Hyperhidrosis is not a contagious medical condition but it may be brought on due to another medical condition that a person has such as diabetes, a tumor, or even an injury that causes trauma to the body. The condition is caused due to the nerves being excited or overacting.
There are two different types of hyperhidrosis: primal focal and secondary hyperhidrosis. Primary focal hyperhidrosis usually occurs at a young age and it is not caused by another condition. A person with primary focal hyperhidrosis may experience sweating in one or more parts of the body, both side of the body, after waking up, and at least once a week. As opposed to Primary focal hyperhidrosis, secondary hyperhidrosis occurs due to an underlying cause such as another medical condition. A person with secondary hyperhidrosis might experience sweating throughout the entire body as well as sweating during sleep. It might seem humiliating in a public setting and decrease from a person’s quality of life when living with hyperhidrosis.

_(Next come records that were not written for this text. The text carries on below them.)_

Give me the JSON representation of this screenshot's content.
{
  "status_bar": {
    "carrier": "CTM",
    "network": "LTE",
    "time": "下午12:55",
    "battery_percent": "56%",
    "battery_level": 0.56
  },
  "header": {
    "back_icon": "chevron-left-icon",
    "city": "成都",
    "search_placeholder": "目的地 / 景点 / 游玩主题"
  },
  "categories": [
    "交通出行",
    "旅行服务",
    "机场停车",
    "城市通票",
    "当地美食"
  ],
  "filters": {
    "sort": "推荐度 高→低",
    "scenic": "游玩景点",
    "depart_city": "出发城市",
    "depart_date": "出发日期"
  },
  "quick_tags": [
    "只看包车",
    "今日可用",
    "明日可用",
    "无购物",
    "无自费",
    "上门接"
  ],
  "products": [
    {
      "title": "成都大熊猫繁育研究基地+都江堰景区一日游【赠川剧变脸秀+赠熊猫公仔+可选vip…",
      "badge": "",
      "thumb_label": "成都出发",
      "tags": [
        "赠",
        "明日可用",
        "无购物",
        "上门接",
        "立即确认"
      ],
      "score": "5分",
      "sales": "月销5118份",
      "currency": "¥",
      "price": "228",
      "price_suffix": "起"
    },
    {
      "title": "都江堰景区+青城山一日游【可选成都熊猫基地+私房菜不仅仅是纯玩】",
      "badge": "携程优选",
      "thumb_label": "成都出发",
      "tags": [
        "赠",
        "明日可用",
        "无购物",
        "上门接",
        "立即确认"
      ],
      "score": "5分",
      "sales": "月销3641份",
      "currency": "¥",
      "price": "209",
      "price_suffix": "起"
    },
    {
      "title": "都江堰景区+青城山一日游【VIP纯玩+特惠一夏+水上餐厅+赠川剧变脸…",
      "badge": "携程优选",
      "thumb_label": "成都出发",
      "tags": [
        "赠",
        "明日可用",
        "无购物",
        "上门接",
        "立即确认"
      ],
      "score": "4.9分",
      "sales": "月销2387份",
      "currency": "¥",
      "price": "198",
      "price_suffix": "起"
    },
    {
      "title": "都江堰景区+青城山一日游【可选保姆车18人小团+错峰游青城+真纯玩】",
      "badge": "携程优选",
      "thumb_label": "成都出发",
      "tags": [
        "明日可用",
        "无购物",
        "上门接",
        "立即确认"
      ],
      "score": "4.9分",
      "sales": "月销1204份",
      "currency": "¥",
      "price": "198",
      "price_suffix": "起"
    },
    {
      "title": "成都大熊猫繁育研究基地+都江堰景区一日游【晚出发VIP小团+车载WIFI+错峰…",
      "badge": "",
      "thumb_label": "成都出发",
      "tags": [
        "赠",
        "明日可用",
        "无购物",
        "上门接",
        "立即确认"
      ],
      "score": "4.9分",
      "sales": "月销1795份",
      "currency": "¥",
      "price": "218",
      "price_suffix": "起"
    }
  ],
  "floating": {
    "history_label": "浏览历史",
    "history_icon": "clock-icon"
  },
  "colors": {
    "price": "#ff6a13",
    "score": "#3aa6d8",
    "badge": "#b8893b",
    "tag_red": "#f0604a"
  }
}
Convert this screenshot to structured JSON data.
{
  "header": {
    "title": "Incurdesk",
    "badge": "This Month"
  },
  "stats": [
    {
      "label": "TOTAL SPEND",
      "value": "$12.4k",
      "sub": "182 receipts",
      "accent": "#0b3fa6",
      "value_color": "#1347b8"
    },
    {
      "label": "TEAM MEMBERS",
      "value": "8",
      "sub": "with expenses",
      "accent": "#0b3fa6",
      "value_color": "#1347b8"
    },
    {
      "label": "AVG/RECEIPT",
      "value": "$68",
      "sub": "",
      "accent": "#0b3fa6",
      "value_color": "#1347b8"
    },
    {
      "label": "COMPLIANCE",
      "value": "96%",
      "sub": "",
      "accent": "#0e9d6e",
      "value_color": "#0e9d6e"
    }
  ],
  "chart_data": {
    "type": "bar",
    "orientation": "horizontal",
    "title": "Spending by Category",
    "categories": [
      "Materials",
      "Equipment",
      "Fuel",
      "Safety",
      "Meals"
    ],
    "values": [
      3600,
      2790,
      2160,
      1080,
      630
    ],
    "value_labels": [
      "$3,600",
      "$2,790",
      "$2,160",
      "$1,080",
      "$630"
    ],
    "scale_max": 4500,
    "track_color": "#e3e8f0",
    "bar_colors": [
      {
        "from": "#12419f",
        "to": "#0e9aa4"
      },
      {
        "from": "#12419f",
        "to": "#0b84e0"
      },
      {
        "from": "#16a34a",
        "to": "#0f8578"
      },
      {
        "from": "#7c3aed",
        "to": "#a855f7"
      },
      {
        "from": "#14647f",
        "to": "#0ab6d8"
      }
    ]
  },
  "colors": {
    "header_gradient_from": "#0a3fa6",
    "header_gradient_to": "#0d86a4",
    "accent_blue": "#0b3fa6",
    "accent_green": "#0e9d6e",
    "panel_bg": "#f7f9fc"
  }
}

There are a few different treatment options that can be used for hyperhidrosis. Antiperspirants such as deodorant can be used as first-line treatment. It is affordable and helps your body to reduce the amount of sweat produced. Iontophoresis is another treatment option that may be used on the hands or feet. It is a machine that uses electric current to slow down the sweat glands temporarily. It is usually a 20 to 40 minutes treatment session and most patients require 6 to 10 treatments in order to shut down the sweat glands. Botulinum toxin injections are another form of treatment primarily to treat sweating in areas of the underarms. This is FDA approved treatment that temporarily blocks the chemical in the body from stimulating the sweat glands.

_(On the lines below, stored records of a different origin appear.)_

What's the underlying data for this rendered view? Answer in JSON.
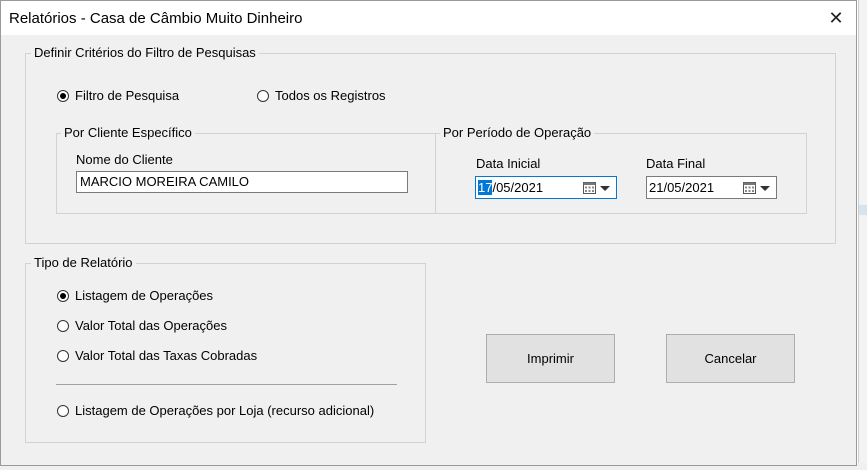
{
  "window": {
    "title": "Relatórios - Casa de Câmbio Muito Dinheiro",
    "close_glyph": "✕"
  },
  "criteria": {
    "legend": "Definir Critérios do Filtro de Pesquisas",
    "filter_option": {
      "label": "Filtro de Pesquisa",
      "selected": true
    },
    "all_option": {
      "label": "Todos os Registros",
      "selected": false
    },
    "client_group": {
      "legend": "Por Cliente Específico",
      "name_label": "Nome do Cliente",
      "name_value": "MARCIO MOREIRA CAMILO"
    },
    "period_group": {
      "legend": "Por Período de Operação",
      "start_label": "Data Inicial",
      "start_day": "17",
      "start_rest": "/05/2021",
      "end_label": "Data Final",
      "end_value": "21/05/2021"
    }
  },
  "report_type": {
    "legend": "Tipo de Relatório",
    "options": [
      {
        "label": "Listagem de Operações",
        "selected": true
      },
      {
        "label": "Valor Total das Operações",
        "selected": false
      },
      {
        "label": "Valor Total das Taxas Cobradas",
        "selected": false
      },
      {
        "label": "Listagem de Operações por Loja (recurso adicional)",
        "selected": false
      }
    ]
  },
  "actions": {
    "print_label": "Imprimir",
    "cancel_label": "Cancelar"
  },
  "colors": {
    "accent": "#0078d7",
    "dialog_bg": "#f0f0f0",
    "button_bg": "#e1e1e1"
  }
}
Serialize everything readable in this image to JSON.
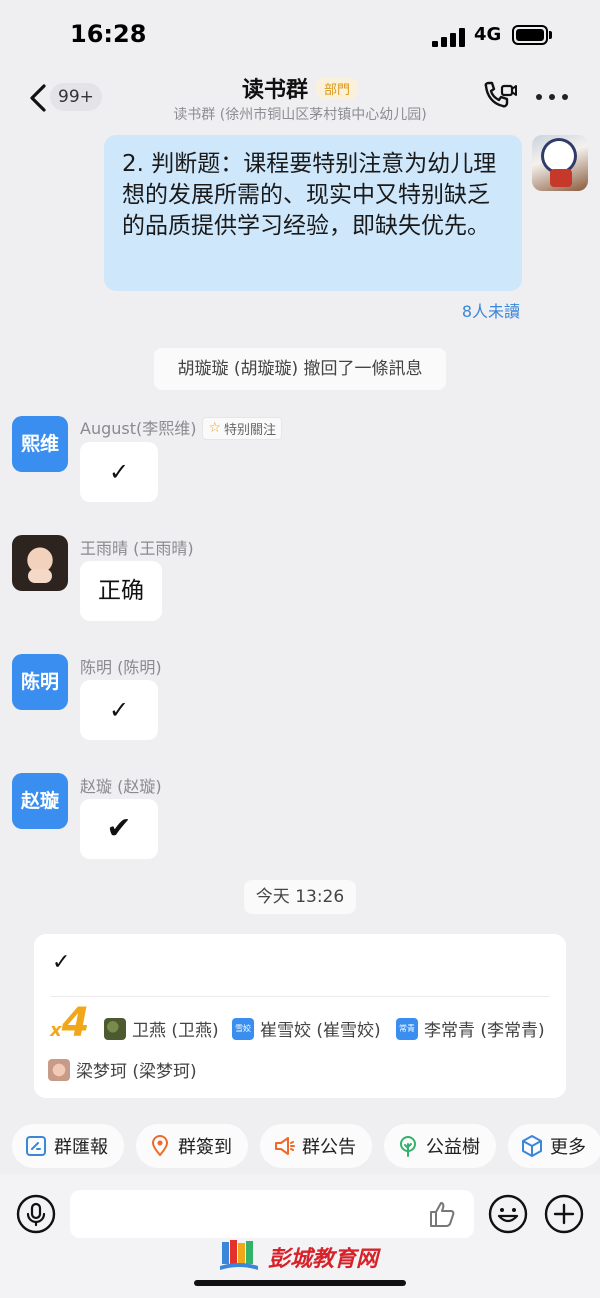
{
  "status": {
    "time": "16:28",
    "network": "4G"
  },
  "nav": {
    "badge": "99+",
    "title": "读书群",
    "tag": "部門",
    "subtitle": "读书群 (徐州市铜山区茅村镇中心幼儿园)"
  },
  "my_message": {
    "text": "2. 判断题：课程要特别注意为幼儿理想的发展所需的、现实中又特别缺乏的品质提供学习经验，即缺失优先。",
    "unread": "8人未讀"
  },
  "recall_notice": "胡璇璇 (胡璇璇) 撤回了一條訊息",
  "messages": [
    {
      "avatar_text": "熙维",
      "sender": "August(李熙维)",
      "special_tag": "特别關注",
      "text": "✓"
    },
    {
      "avatar_text": "",
      "sender": "王雨晴 (王雨晴)",
      "text": "正确"
    },
    {
      "avatar_text": "陈明",
      "sender": "陈明 (陈明)",
      "text": "✓"
    },
    {
      "avatar_text": "赵璇",
      "sender": "赵璇 (赵璇)",
      "text": "✔"
    }
  ],
  "time_divider": "今天 13:26",
  "reply_card": {
    "content": "✓",
    "count_x": "x",
    "count_n": "4",
    "people": [
      {
        "name": "卫燕 (卫燕)",
        "avatar_text": ""
      },
      {
        "name": "崔雪姣 (崔雪姣)",
        "avatar_text": "雪姣"
      },
      {
        "name": "李常青 (李常青)",
        "avatar_text": "常青"
      },
      {
        "name": "梁梦珂 (梁梦珂)",
        "avatar_text": ""
      }
    ]
  },
  "quick_actions": [
    {
      "label": "群匯報",
      "icon": "report-icon",
      "color": "#3a86d8"
    },
    {
      "label": "群簽到",
      "icon": "location-pin-icon",
      "color": "#ef6a2a"
    },
    {
      "label": "群公告",
      "icon": "megaphone-icon",
      "color": "#ef6a2a"
    },
    {
      "label": "公益樹",
      "icon": "tree-icon",
      "color": "#34b16a"
    },
    {
      "label": "更多",
      "icon": "cube-icon",
      "color": "#3a86d8"
    }
  ],
  "input": {
    "placeholder": ""
  },
  "watermark": "彭城教育网"
}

Another FDA approved treatment is the used of prescription cloth wipes which contain an ingredient called glypyrronium tosylate which can reduce underarm sweating. The brand name of this treatment is Qbrexza and it can be used in patients as young as 9 years old. It is a topical that is applied once daily. Many people might only need one cloth for both underarms that lasts them the whole day. Qbrexza is in a medication class called anticholinergics. Anticholinergics might cause side effects of experiencing dry mouth, dry skin, and other effects therefore when using Qbrexza, one must be careful with the use of other medications that are anticholinergics as well.
Anticholinergic medications are also available to be taken by mouth that are off-label use for the treatment of hyperhidrosis. The oral medications include oxybutynin, glycopyrrolate, and others. There are other treatment options as well such as surgery and a new treatment approved by the FDA which destroys the sweat glands. Treatment options and effectiveness are different and are individualized based on the patient. It is important to speak with a dermatologist for the best treatment possible.
“Hyperhidrosis: Overview.” American Academy of Dermatology, www.aad.org/public/diseases/a-z/hyperhidrosis-overview.
“Oral Medication.” The Hyperhidrosis Center at Thoracic Group, www.sweathelpnj.com/treatments/oral-medications/.